Лада-млада, кудри-кольца,
Полюбила своевольца!
Он за стог не силой вел.
Там цветочек алый цвел.
Ай-люли, ай-люли!
Сваты к ладе не пришли…
Агафия смотрела со страхом в глаза безумной. Были очи большими, цвета выцветшего лопуха, полными одиночества и тоски, словно внутри кто-то понимал всю тягость житья-бытья нищенки, помочь рвался, но не мог.
— Чего сюда пришла побираться? Собак спущу! Пока по чужим дворам шастаешь, со своего самое дорогое унесут, — рассердилась вдруг безумная.
Прасковья вытащила Агафию за рукав на улицу. Княжна уже настолько испугалась и опечалилась, что сама бы еще долго у избы с обрушившейся крышей простояла.
— Это Аксютка-дурочка. Две дочери у моих соседей было: Матрена и Аксютка. Младшая за старшей хвостиком бегала, слово каждое на веру принимала, без сестрицы ни есть, ни спать не могла. Все на них любовались. Да пришла беда — батюшка с моста через речку Заряницу упал. Повредил ногу. Бабам одним с хозяйством большим управиться не по силам было. Наняли работника Ванюшу. Стала по нему Матрена сохнуть. Может, правда наврал девке с три короба. Может, вел себя как положено и любви не хотел. Кончилось лето красное. Встал хозяин на ноги. Ушел паренек. Старшая дочка за ним подалась — воротили, побранили. Три дня девка слезы лила. На четвертый в церковь ходила, с сестрой гуляла, с подругами вечером пряла да пела. На пятый прыгнула с моста, в Зарянице утопилась на глазах у родных своих. И баграми тыкали, и ныряли — а тело не нашли. В тот же вечер Аксютка умом тронулась, из дома начала убегать, нести околесицу, как юродивая. На девятый день после смерти Матрены крыша избы обвалилась, так родители и померли. Десять лет назад дело было.

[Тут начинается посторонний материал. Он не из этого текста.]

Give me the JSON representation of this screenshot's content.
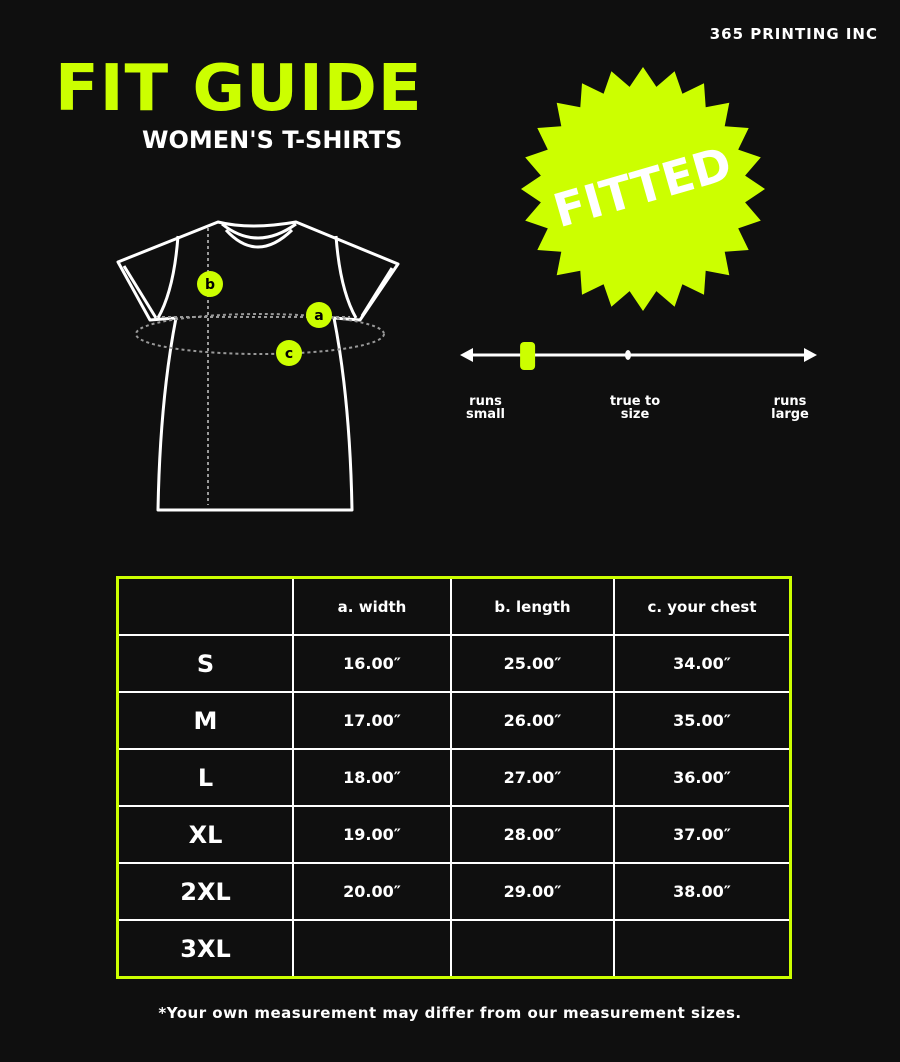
{
  "brand": "365 PRINTING INC",
  "title": "FIT GUIDE",
  "subtitle": "WOMEN'S T-SHIRTS",
  "badge": "FITTED",
  "accent_color": "#ccff00",
  "diagram_labels": {
    "width": "a",
    "length": "b",
    "chest": "c"
  },
  "fit_scale": {
    "labels": [
      "runs small",
      "true to size",
      "runs large"
    ],
    "position_fraction": 0.18
  },
  "table": {
    "headers": [
      "",
      "a. width",
      "b. length",
      "c. your chest"
    ],
    "rows": [
      [
        "S",
        "16.00″",
        "25.00″",
        "34.00″"
      ],
      [
        "M",
        "17.00″",
        "26.00″",
        "35.00″"
      ],
      [
        "L",
        "18.00″",
        "27.00″",
        "36.00″"
      ],
      [
        "XL",
        "19.00″",
        "28.00″",
        "37.00″"
      ],
      [
        "2XL",
        "20.00″",
        "29.00″",
        "38.00″"
      ],
      [
        "3XL",
        "",
        "",
        ""
      ]
    ]
  },
  "note": "*Your own measurement may differ from our measurement sizes."
}
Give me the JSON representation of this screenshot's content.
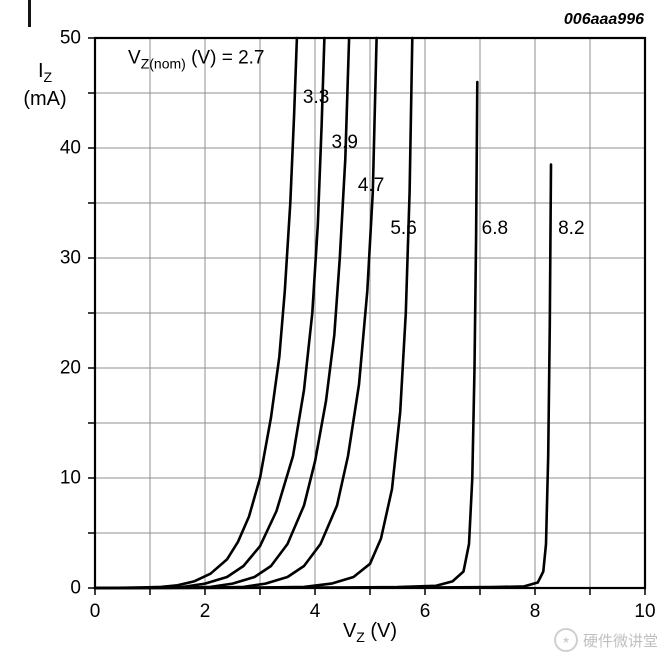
{
  "figure_code": "006aaa996",
  "watermark": {
    "text": "硬件微讲堂"
  },
  "chart_data": {
    "type": "line",
    "title": "",
    "xlabel": "VZ (V)",
    "ylabel": "IZ (mA)",
    "xlabel_parts": {
      "pre": "V",
      "sub": "Z",
      "unit": " (V)"
    },
    "ylabel_parts": {
      "pre": "I",
      "sub": "Z",
      "unit": "(mA)"
    },
    "xlim": [
      0,
      10
    ],
    "ylim": [
      0,
      50
    ],
    "x_tick_labels": [
      0,
      2,
      4,
      6,
      8,
      10
    ],
    "x_grid_step": 1,
    "y_tick_labels": [
      0,
      10,
      20,
      30,
      40,
      50
    ],
    "y_grid_step": 5,
    "grid": true,
    "legend_position": "inside-top-left",
    "legend_heading": {
      "pre": "V",
      "sub": "Z(nom)",
      "post": " (V) = 2.7",
      "x": 0.6,
      "y": 47.7
    },
    "curve_labels": [
      {
        "text": "3.3",
        "x": 3.78,
        "y": 44.6
      },
      {
        "text": "3.9",
        "x": 4.3,
        "y": 40.5
      },
      {
        "text": "4.7",
        "x": 4.78,
        "y": 36.6
      },
      {
        "text": "5.6",
        "x": 5.37,
        "y": 32.7
      },
      {
        "text": "6.8",
        "x": 7.03,
        "y": 32.7
      },
      {
        "text": "8.2",
        "x": 8.42,
        "y": 32.7
      }
    ],
    "series": [
      {
        "name": "2.7",
        "points": [
          [
            0,
            0
          ],
          [
            0.8,
            0.05
          ],
          [
            1.2,
            0.1
          ],
          [
            1.5,
            0.25
          ],
          [
            1.8,
            0.6
          ],
          [
            2.1,
            1.3
          ],
          [
            2.4,
            2.6
          ],
          [
            2.6,
            4.2
          ],
          [
            2.8,
            6.5
          ],
          [
            3.0,
            10
          ],
          [
            3.2,
            15.5
          ],
          [
            3.35,
            21
          ],
          [
            3.45,
            27
          ],
          [
            3.55,
            35
          ],
          [
            3.62,
            43
          ],
          [
            3.67,
            50
          ]
        ]
      },
      {
        "name": "3.3",
        "points": [
          [
            0,
            0
          ],
          [
            1.2,
            0.05
          ],
          [
            1.6,
            0.1
          ],
          [
            2.0,
            0.4
          ],
          [
            2.4,
            1.0
          ],
          [
            2.7,
            2.0
          ],
          [
            3.0,
            3.8
          ],
          [
            3.3,
            7
          ],
          [
            3.6,
            12
          ],
          [
            3.8,
            18
          ],
          [
            3.95,
            25
          ],
          [
            4.05,
            33
          ],
          [
            4.12,
            42
          ],
          [
            4.17,
            50
          ]
        ]
      },
      {
        "name": "3.9",
        "points": [
          [
            0,
            0
          ],
          [
            1.6,
            0.05
          ],
          [
            2.1,
            0.1
          ],
          [
            2.5,
            0.4
          ],
          [
            2.9,
            1.0
          ],
          [
            3.2,
            2.0
          ],
          [
            3.5,
            4
          ],
          [
            3.8,
            7.5
          ],
          [
            4.0,
            11.5
          ],
          [
            4.2,
            17
          ],
          [
            4.35,
            23
          ],
          [
            4.45,
            30
          ],
          [
            4.55,
            39
          ],
          [
            4.62,
            50
          ]
        ]
      },
      {
        "name": "4.7",
        "points": [
          [
            0,
            0
          ],
          [
            2.2,
            0.05
          ],
          [
            2.7,
            0.1
          ],
          [
            3.1,
            0.4
          ],
          [
            3.5,
            1.0
          ],
          [
            3.8,
            2.0
          ],
          [
            4.1,
            4
          ],
          [
            4.4,
            7.5
          ],
          [
            4.6,
            12
          ],
          [
            4.8,
            18.5
          ],
          [
            4.95,
            27
          ],
          [
            5.05,
            36
          ],
          [
            5.12,
            50
          ]
        ]
      },
      {
        "name": "5.6",
        "points": [
          [
            0,
            0
          ],
          [
            3.0,
            0.05
          ],
          [
            3.8,
            0.1
          ],
          [
            4.3,
            0.4
          ],
          [
            4.7,
            1.0
          ],
          [
            5.0,
            2.2
          ],
          [
            5.2,
            4.5
          ],
          [
            5.4,
            9
          ],
          [
            5.55,
            16
          ],
          [
            5.65,
            25
          ],
          [
            5.72,
            36
          ],
          [
            5.77,
            50
          ]
        ]
      },
      {
        "name": "6.8",
        "points": [
          [
            0,
            0
          ],
          [
            4.5,
            0.05
          ],
          [
            5.5,
            0.08
          ],
          [
            6.2,
            0.2
          ],
          [
            6.5,
            0.6
          ],
          [
            6.7,
            1.5
          ],
          [
            6.8,
            4
          ],
          [
            6.86,
            10
          ],
          [
            6.9,
            20
          ],
          [
            6.93,
            32
          ],
          [
            6.95,
            46
          ]
        ]
      },
      {
        "name": "8.2",
        "points": [
          [
            0,
            0
          ],
          [
            6.0,
            0.05
          ],
          [
            7.2,
            0.08
          ],
          [
            7.8,
            0.15
          ],
          [
            8.05,
            0.5
          ],
          [
            8.15,
            1.5
          ],
          [
            8.2,
            4
          ],
          [
            8.24,
            12
          ],
          [
            8.27,
            24
          ],
          [
            8.29,
            38.5
          ]
        ]
      }
    ],
    "colors": {
      "curve": "#000000",
      "grid": "#8f8f8f",
      "frame": "#000000"
    }
  }
}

Агафия и Прасковья вернулись домой. Бортэ, сидя у окна, вышивала алыми нитями на небеленом холсте-новине узоры из точек и рек с берестяной карты Радолюба, положенной на стол. Воик устроился напротив и выглядел довольным. Заметив бледность княжны, кередка спросила подругу:
— Что случилось?
— После, — пробормотала Агафия, опускаясь рядом с Бортэ на одну лавку. — Воик, ты на ножи смотреть ходил?
Говорили волколаки тихо, и тугая на ухо равнодушная хозяйка беседы их не слышала.
— Ходил. Чистые ножи. Так ведь Честимир, Радолюб, Добрыня, Путята, Зверополк и Колояр только вчера отбыли.
— Моя тетка говорила, что иные дни длятся как три осени, — сказала Бортэ, не поднимая глаз от шитья.
— А мы тут рассуждали, где жить лучше: в городе большом или в селе.
Агафия глаза широко распахнула Кередка в юртах кочевых племен выросла. Чего же она такого могла сказать Воику? Княжна бросила взгляд на подругу. Бортэ лицо сделала, точно загадку услышала или откровение, светлое в черный красившее.
Вечером паренек достал из сундучка своего, перенесенного с телеги в избу, кленовые гусли, расписанные черными оленями и цветами пестрыми, — захотел девиц потешить. Прасковья пряла, о своем думая. Агафия взялась было помогать вышивать, да запуталась в нитке, не туда приток Ах-Умара поместила — Бортэ пришлось зубами перегрызть красную шерсть и переделывать. Княжна сдалась и просто смотрела на пламя лучины, слушая игру и пение Воика и сравнивая это с трудами гусляров, в Светлоровске княжескую и боярские семьи потешавших. Музыка молодого волколака лилась грубо, словно медведь плясал, но заметное старание юноши делало ее приятнее. Голос паренька был сильным, хоть и не всегда попадали слова под звуки, слетавшие с десяти звонких, на малую часть медных, струн.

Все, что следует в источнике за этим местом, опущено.